Et, tandis que ces phrases entrecoupées étaient jetées par le jeune comte, Rotzko voyait la surexcitation de son maître s'accroître et se manifester par les sentiments désordonnés d'un homme qui ne se possède plus.

Va... Rotzko! s'écria-t-il une dernière fois.—Vous le voulez?...

—je le veux!»

Devant cette formelle injonction, Rotzko n'avait plus qu'à obéir. D'ailleurs, Franz s'était éloigné, et, déjà l'ombre le dérobait aux regards du soldat.

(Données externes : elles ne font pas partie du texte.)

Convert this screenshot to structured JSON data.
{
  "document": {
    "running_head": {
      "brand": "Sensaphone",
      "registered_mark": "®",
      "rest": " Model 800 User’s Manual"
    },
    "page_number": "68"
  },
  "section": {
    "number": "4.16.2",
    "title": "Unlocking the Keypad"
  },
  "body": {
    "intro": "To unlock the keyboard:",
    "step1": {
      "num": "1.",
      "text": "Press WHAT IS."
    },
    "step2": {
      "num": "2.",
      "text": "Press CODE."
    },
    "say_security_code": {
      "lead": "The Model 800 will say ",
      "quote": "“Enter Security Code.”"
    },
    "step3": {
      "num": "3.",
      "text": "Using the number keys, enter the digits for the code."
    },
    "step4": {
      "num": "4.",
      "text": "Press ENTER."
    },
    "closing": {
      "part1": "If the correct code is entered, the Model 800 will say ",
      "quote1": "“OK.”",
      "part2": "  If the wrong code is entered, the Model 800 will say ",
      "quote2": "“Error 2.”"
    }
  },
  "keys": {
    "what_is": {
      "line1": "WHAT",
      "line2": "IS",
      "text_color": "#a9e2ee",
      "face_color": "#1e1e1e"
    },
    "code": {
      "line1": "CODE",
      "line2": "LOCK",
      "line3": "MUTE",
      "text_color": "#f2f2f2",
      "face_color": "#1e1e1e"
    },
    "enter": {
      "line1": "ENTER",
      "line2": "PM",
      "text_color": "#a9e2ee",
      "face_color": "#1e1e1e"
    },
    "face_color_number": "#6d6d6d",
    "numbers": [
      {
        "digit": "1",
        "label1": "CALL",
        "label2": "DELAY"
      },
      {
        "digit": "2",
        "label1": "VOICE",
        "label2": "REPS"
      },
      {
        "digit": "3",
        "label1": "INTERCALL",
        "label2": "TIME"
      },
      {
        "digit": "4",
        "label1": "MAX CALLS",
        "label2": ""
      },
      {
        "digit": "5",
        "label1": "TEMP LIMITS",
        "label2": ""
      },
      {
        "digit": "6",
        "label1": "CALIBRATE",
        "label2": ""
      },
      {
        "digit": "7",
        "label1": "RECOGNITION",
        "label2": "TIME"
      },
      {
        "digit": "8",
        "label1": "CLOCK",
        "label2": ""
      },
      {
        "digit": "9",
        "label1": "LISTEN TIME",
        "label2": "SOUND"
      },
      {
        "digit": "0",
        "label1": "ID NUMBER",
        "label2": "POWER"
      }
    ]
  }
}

Rotzko resta quelques instants à la même place, ne pouvant se décider à partir. Alors l'idée lui vint que les efforts de Franz seraient inutiles, qu'il ne parviendrait même pas à franchir l'enceinte, qu'il serait forcé de revenir au village de Vulkan... peut-être le lendemain... peut-être cette nuit... Tous deux iraient alors à Karlsburg, et ce que ni Franz ni le forestier n'avaient pu faire, on le ferait avec les agents de l'autorité... on aurait raison de ce Rodolphe de Gortz... on lui arracherait l'infortunée Stilla... on fouillerait ce burg des Carpathes... on n'en laisserait pas une pierre, au besoin... quand tous les diables de l'enfer seraient réunis pour le défendre!

Et Rotzko redescendit les pentes du plateau d'Orgall, afin de rejoindre la route du col de Vulkan.